第151話 密猟する孤児融合体達は幸せな夢を見るか その7

 残るパルマメンバーは後1人。極短期間の内に仲間が次々と倒され、そこに自分達を捕まえに来ている存在を予感したリーダーのカルフは、捕まった仲間達を助けようと血相を変えてユーイチ達の前に姿を現した。


「見えないけどそこにいるんだろ! 後は俺1人って訳だ。けどな、こっちにだって切り札があるんだよ。くそがっ」


 カルフは銃を構えてデタラメな方向にせわしなくそれらを向けていく。どうやらパルマのリーダーには気配を消したユーイチ達を完全に感知するほどの力はないようだ。警戒はしているものの、全くの隙だらけ。その様子に全く危機感を抱く事のなかったユウキは、すぐに行動を開始する。

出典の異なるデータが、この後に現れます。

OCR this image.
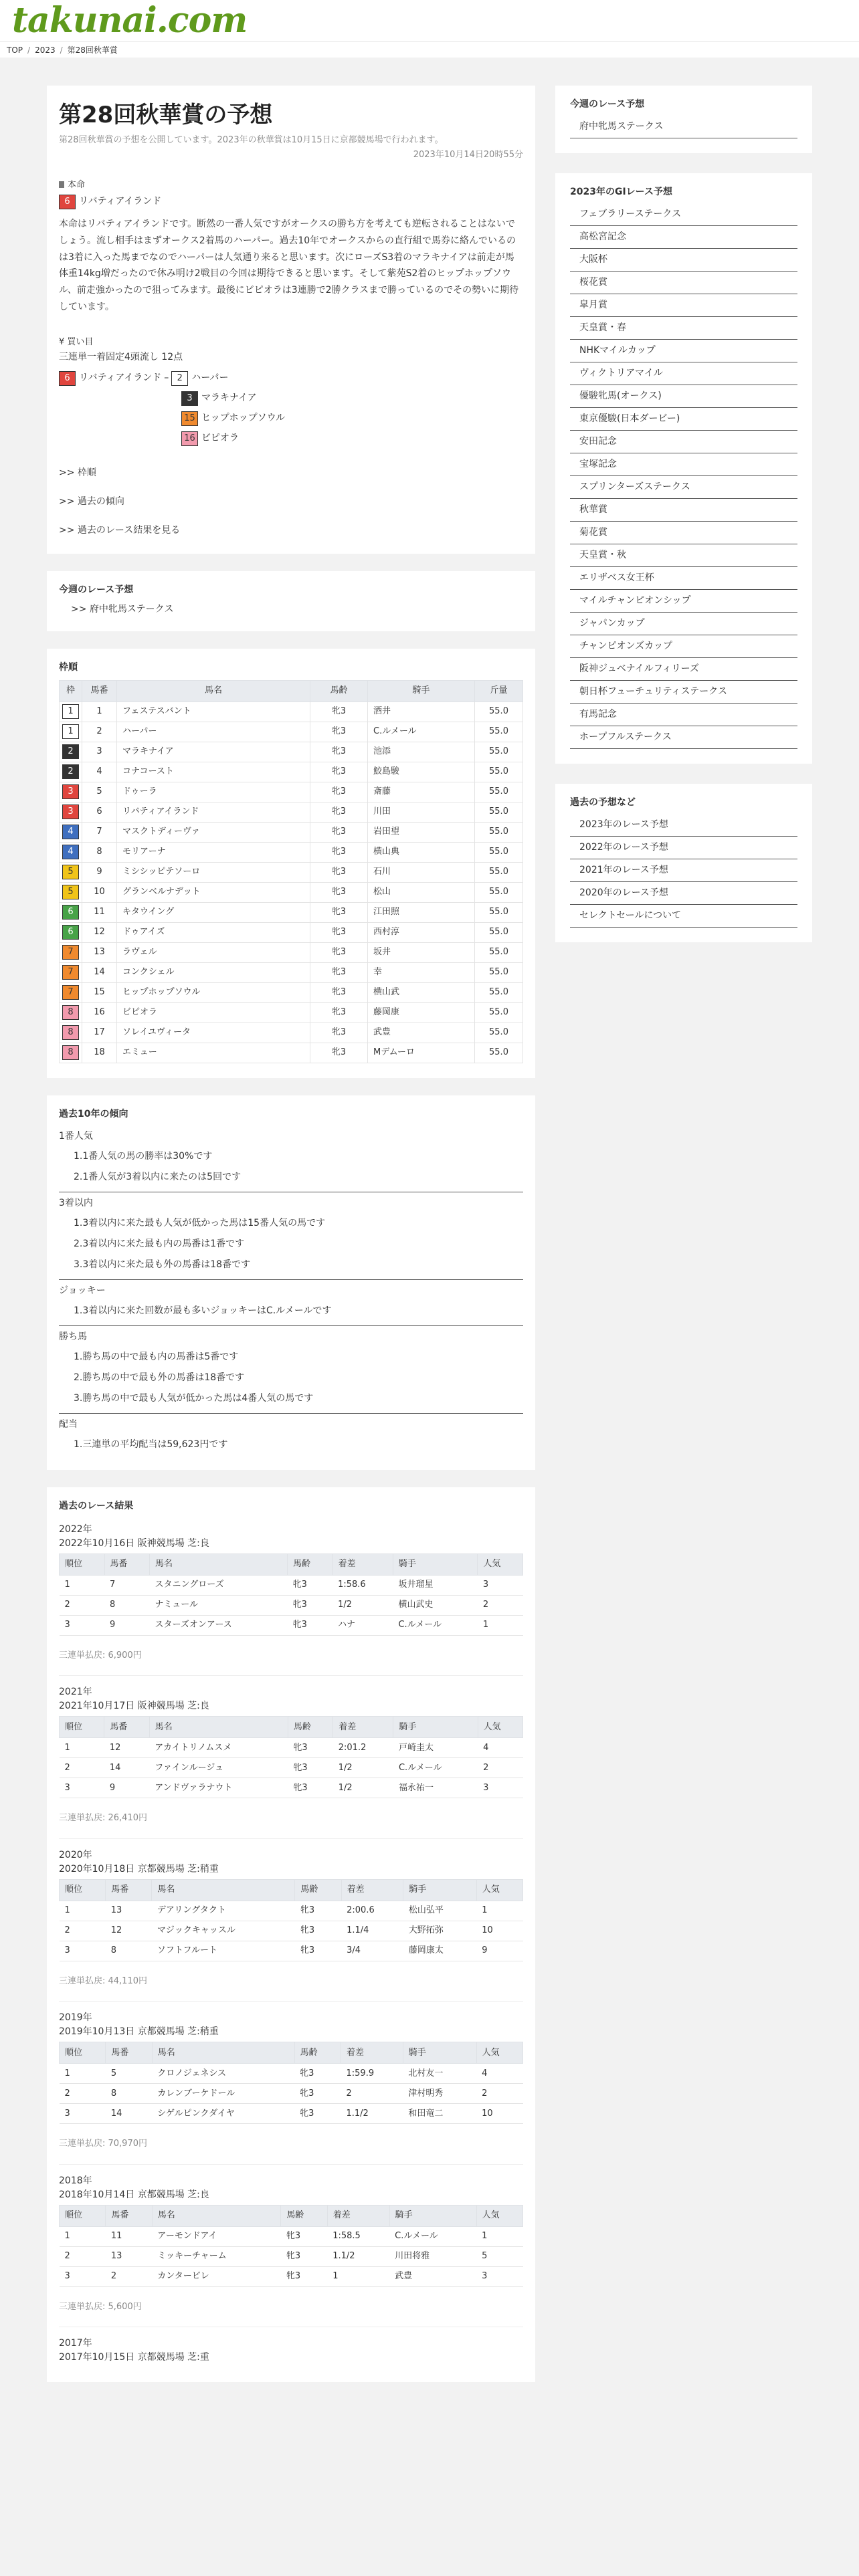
takunai.com
TOP / 2023 / 第28回秋華賞
第28回秋華賞の予想
第28回秋華賞の予想を公開しています。2023年の秋華賞は10月15日に京都競馬場で行われます。
2023年10月14日20時55分
本命
6 リバティアイランド
本命はリバティアイランドです。断然の一番人気ですがオークスの勝ち方を考えても逆転されることはないでしょう。流し相手はまずオークス2着馬のハーパー。過去10年でオークスからの直行組で馬券に絡んでいるのは3着に入った馬までなのでハーパーは人気通り来ると思います。次にローズS3着のマラキナイアは前走が馬体重14kg増だったので休み明け2戦目の今回は期待できると思います。そして紫苑S2着のヒップホップソウル、前走強かったので狙ってみます。最後にビピオラは3連勝で2勝クラスまで勝っているのでその勢いに期待しています。
¥ 買い目
三連単一着固定4頭流し 12点
6 リバティアイランド – 2 ハーパー
3 マラキナイア
15 ヒップホップソウル
16 ビピオラ
>> 枠順
>> 過去の傾向
>> 過去のレース結果を見る
今週のレース予想
>> 府中牝馬ステークス
枠順
枠	馬番	馬名	馬齢	騎手	斤量
1	1	フェステスバント	牝3	酒井	55.0
1	2	ハーパー	牝3	C.ルメール	55.0
2	3	マラキナイア	牝3	池添	55.0
2	4	コナコースト	牝3	鮫島駿	55.0
3	5	ドゥーラ	牝3	斎藤	55.0
3	6	リバティアイランド	牝3	川田	55.0
4	7	マスクトディーヴァ	牝3	岩田望	55.0
4	8	モリアーナ	牝3	横山典	55.0
5	9	ミシシッピテソーロ	牝3	石川	55.0
5	10	グランベルナデット	牝3	松山	55.0
6	11	キタウイング	牝3	江田照	55.0
6	12	ドゥアイズ	牝3	西村淳	55.0
7	13	ラヴェル	牝3	坂井	55.0
7	14	コンクシェル	牝3	幸	55.0
7	15	ヒップホップソウル	牝3	横山武	55.0
8	16	ビピオラ	牝3	藤岡康	55.0
8	17	ソレイユヴィータ	牝3	武豊	55.0
8	18	エミュー	牝3	Mデムーロ	55.0
過去10年の傾向
1番人気
1.1番人気の馬の勝率は30%です
2.1番人気が3着以内に来たのは5回です
3着以内
1.3着以内に来た最も人気が低かった馬は15番人気の馬です
2.3着以内に来た最も内の馬番は1番です
3.3着以内に来た最も外の馬番は18番です
ジョッキー
1.3着以内に来た回数が最も多いジョッキーはC.ルメールです
勝ち馬
1.勝ち馬の中で最も内の馬番は5番です
2.勝ち馬の中で最も外の馬番は18番です
3.勝ち馬の中で最も人気が低かった馬は4番人気の馬です
配当
1.三連単の平均配当は59,623円です
過去のレース結果
2022年
2022年10月16日 阪神競馬場 芝:良
順位	馬番	馬名	馬齢	着差	騎手	人気
1	7	スタニングローズ	牝3	1:58.6	坂井瑠星	3
2	8	ナミュール	牝3	1/2	横山武史	2
3	9	スターズオンアース	牝3	ハナ	C.ルメール	1
三連単払戻: 6,900円
2021年
2021年10月17日 阪神競馬場 芝:良
順位	馬番	馬名	馬齢	着差	騎手	人気
1	12	アカイトリノムスメ	牝3	2:01.2	戸崎圭太	4
2	14	ファインルージュ	牝3	1/2	C.ルメール	2
3	9	アンドヴァラナウト	牝3	1/2	福永祐一	3
三連単払戻: 26,410円
2020年
2020年10月18日 京都競馬場 芝:稍重
順位	馬番	馬名	馬齢	着差	騎手	人気
1	13	デアリングタクト	牝3	2:00.6	松山弘平	1
2	12	マジックキャッスル	牝3	1.1/4	大野拓弥	10
3	8	ソフトフルート	牝3	3/4	藤岡康太	9
三連単払戻: 44,110円
2019年
2019年10月13日 京都競馬場 芝:稍重
順位	馬番	馬名	馬齢	着差	騎手	人気
1	5	クロノジェネシス	牝3	1:59.9	北村友一	4
2	8	カレンブーケドール	牝3	2	津村明秀	2
3	14	シゲルピンクダイヤ	牝3	1.1/2	和田竜二	10
三連単払戻: 70,970円
2018年
2018年10月14日 京都競馬場 芝:良
順位	馬番	馬名	馬齢	着差	騎手	人気
1	11	アーモンドアイ	牝3	1:58.5	C.ルメール	1
2	13	ミッキーチャーム	牝3	1.1/2	川田将雅	5
3	2	カンタービレ	牝3	1	武豊	3
三連単払戻: 5,600円
2017年
2017年10月15日 京都競馬場 芝:重
今週のレース予想
府中牝馬ステークス
2023年のGⅠレース予想
フェブラリーステークス
高松宮記念
大阪杯
桜花賞
皐月賞
天皇賞・春
NHKマイルカップ
ヴィクトリアマイル
優駿牝馬(オークス)
東京優駿(日本ダービー)
安田記念
宝塚記念
スプリンターズステークス
秋華賞
菊花賞
天皇賞・秋
エリザベス女王杯
マイルチャンピオンシップ
ジャパンカップ
チャンピオンズカップ
阪神ジュベナイルフィリーズ
朝日杯フューチュリティステークス
有馬記念
ホープフルステークス
過去の予想など
2023年のレース予想
2022年のレース予想
2021年のレース予想
2020年のレース予想
セレクトセールについて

 彼女は能力を調整して、離れた場所からからかまいたちのような鋭い風を発生させた。その見えない刃はまっすぐに飛んでいき、パルマのリーダーを背後からあっさりと切り裂く。


「ギャアアア!」


 この不意打ちに、カルフは銃を落として痛がった。そこにユーイチが素早く距離を詰め、腹部を狙って掌底を打ち込む。この一撃でパルマーのリーダーも一切反撃出来ないままにその場に倒れた。


「はい残念」


 こうして、パルマメンバーは誰1人反撃出来ないままユーイチ達に回収される。全員の回収にかかった時間はわずか数分の出来事。いきなり全員が倒れた事で現場が混乱をし始めたところで、3人は漁港から超スピードで離脱する。そうして、そのままスピードを落とさずに地元まで一気に駆け抜けていった。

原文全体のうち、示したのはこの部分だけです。